The Civil Rights Division refused to answer 18 separate interrogatories pertaining to the substance of the NBPP case. The Division also failed to provide witness statements for twelve key witnesses and refused to respond to 22 requests for production of documents. Further, DOJ barred two Civil Rights Division attorneys from testifying before the commission (the two later defied the department and testified at considerable risk to their professional careers).
The department refused to turn over a number of requested documents, asserting a variety of specious privileges.

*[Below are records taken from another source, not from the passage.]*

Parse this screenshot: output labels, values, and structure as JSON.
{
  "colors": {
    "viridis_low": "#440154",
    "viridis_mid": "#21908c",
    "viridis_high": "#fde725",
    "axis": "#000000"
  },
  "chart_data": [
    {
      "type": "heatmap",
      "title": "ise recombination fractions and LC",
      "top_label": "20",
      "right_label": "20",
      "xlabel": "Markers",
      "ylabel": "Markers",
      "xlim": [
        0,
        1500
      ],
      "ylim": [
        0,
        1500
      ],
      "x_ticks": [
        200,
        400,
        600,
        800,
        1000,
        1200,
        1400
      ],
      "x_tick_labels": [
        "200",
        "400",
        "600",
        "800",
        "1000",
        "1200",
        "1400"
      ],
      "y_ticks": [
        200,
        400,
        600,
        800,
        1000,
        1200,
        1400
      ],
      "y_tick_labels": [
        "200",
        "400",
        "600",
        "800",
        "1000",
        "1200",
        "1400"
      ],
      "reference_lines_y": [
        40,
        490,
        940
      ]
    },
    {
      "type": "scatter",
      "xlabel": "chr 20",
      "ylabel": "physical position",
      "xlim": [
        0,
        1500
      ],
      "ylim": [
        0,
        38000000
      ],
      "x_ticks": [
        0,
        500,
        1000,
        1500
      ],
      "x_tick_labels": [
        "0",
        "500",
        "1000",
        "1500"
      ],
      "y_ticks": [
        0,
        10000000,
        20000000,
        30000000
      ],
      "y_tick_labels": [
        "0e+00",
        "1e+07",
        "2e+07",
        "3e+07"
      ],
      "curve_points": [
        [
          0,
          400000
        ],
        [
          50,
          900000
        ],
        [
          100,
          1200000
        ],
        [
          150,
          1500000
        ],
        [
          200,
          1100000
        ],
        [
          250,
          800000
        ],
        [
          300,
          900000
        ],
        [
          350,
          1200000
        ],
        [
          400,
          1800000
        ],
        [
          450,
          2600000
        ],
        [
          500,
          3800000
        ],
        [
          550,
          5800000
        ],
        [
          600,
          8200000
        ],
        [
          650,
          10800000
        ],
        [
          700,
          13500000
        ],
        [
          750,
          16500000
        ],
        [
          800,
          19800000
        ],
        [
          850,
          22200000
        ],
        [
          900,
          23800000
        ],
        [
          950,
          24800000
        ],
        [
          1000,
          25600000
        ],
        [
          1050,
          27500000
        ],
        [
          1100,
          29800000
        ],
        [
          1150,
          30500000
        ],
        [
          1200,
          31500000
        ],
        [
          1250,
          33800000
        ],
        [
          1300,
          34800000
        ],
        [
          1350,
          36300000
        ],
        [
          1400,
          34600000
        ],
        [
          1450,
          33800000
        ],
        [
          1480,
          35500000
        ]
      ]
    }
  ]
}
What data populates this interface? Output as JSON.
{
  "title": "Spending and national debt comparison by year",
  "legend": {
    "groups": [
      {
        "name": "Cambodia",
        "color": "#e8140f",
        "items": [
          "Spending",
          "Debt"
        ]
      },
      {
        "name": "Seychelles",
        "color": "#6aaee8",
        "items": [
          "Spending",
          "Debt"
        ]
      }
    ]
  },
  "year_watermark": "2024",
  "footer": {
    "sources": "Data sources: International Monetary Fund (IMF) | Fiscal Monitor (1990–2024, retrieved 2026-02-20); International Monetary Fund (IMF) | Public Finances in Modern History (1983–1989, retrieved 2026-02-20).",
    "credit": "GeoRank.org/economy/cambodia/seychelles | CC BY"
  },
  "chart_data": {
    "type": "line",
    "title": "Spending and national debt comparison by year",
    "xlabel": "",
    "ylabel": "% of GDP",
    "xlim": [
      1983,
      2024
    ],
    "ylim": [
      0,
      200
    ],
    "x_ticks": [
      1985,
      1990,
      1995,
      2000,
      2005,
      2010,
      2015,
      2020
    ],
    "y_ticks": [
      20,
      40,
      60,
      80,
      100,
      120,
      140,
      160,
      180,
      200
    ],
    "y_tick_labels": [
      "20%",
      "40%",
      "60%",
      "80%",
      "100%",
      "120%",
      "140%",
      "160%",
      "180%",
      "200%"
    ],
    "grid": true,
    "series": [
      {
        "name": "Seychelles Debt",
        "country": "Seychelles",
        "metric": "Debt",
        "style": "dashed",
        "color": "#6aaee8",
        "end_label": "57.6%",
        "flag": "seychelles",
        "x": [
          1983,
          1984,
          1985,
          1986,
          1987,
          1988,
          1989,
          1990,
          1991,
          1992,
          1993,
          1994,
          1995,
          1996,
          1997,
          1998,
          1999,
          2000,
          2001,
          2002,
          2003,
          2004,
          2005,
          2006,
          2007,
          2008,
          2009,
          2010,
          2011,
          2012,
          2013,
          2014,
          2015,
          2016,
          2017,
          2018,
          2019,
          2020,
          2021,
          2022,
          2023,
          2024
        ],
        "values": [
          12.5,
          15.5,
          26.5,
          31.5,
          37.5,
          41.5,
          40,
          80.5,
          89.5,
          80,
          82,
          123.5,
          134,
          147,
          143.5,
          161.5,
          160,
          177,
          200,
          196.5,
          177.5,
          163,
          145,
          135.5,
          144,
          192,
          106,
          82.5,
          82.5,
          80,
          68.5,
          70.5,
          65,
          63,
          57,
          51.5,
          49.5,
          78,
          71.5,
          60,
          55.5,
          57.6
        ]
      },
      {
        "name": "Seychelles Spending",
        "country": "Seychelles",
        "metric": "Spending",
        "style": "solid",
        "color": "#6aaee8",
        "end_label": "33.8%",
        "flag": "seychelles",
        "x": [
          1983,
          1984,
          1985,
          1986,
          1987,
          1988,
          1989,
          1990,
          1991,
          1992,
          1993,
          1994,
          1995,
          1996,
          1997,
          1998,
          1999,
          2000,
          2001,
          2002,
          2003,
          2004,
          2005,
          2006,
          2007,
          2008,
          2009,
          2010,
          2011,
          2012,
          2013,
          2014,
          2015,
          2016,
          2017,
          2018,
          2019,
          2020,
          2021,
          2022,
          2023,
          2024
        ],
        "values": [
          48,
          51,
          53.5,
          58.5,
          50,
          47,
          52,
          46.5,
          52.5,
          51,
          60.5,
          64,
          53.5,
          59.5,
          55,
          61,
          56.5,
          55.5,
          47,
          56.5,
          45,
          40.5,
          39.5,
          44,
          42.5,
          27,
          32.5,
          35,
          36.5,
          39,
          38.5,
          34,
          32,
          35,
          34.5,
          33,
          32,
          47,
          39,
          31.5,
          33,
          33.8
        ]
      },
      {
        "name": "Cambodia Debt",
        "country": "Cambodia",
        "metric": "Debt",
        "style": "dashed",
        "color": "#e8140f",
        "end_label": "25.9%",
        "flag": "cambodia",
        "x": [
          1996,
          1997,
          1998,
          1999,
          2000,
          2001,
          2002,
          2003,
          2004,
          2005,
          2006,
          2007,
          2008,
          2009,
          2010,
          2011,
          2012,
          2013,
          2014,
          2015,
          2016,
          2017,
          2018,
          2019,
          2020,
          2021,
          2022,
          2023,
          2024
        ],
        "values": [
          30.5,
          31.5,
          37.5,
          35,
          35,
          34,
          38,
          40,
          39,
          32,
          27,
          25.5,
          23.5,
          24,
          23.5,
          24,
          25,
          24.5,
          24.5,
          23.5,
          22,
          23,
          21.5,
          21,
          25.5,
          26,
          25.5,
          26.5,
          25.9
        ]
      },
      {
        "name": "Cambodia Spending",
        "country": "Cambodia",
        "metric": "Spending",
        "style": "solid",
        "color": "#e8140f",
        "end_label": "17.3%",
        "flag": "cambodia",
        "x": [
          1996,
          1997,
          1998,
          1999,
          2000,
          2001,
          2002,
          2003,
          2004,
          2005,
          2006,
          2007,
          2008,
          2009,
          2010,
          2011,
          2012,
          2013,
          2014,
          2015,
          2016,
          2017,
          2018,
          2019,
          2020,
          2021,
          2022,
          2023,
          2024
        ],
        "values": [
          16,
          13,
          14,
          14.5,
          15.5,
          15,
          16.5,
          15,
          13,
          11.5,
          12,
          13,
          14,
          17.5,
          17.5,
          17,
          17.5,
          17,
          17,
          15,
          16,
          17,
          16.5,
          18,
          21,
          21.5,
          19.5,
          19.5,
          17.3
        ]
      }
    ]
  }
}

In response, the commission requested a privilege log, i.e., just a list of those documents DOJ maintained were protected by privilege and therefore not subject to production. The DOJ failed to produce such a log. As a consequence, the commission repeatedly asked Attorney General Holder to appoint a special counsel to investigate the Civil Rights Division’s handling of the NBPP case and its refusal to comply with the commission’s document requests and subpoenas. No such appointment was made.
It wasn’t until a FOIA lawsuit by Judicial Watch that DOJ finally produced a privilege log. The revelations contained in such log were extraordinary. The log identified more than 50 emails between high-level Obama appointees and career attorneys involving “the Government’s decisionmaking process” involving the NBPP case — all in close temporal proximity to the DOJ’s otherwise bewildering decision to drop a case it had already won. As Judge Walton of the U.S. District Court for the District of Columbia diplomatically stated in his opinion, the DOJ’s internal documents “contradict Assistant Attorney General Perez’s testimony [before the commission] that political leadership was not involved” in the decision to dismiss the NBPP case. But for the lawsuit, neither the commission nor the public would have ever seen any of this information.
Moreover, during the commission’s investigation, former and then-current DOJ voting-section attorneys testified that a high-level political appointee announced to them that the Obama administration will not bring voting-rights cases on behalf of white victims against black defendants. An attorney also testified that a high-level appointee instructed the Voting Section that the Obama administration will not enforce Section 8 of the National Voter Registration Act ensuring that those voting are actually eligible.
All of these things should be of tremendous concern to all senators, regardless of party, when considering the president’s likely choice of Thomas Perez for labor secretary. They should, at minimum, be the subjects of extensive questioning of the nominee. Thereafter, someone may wish to pose a few questions to the man who will be making the nomination.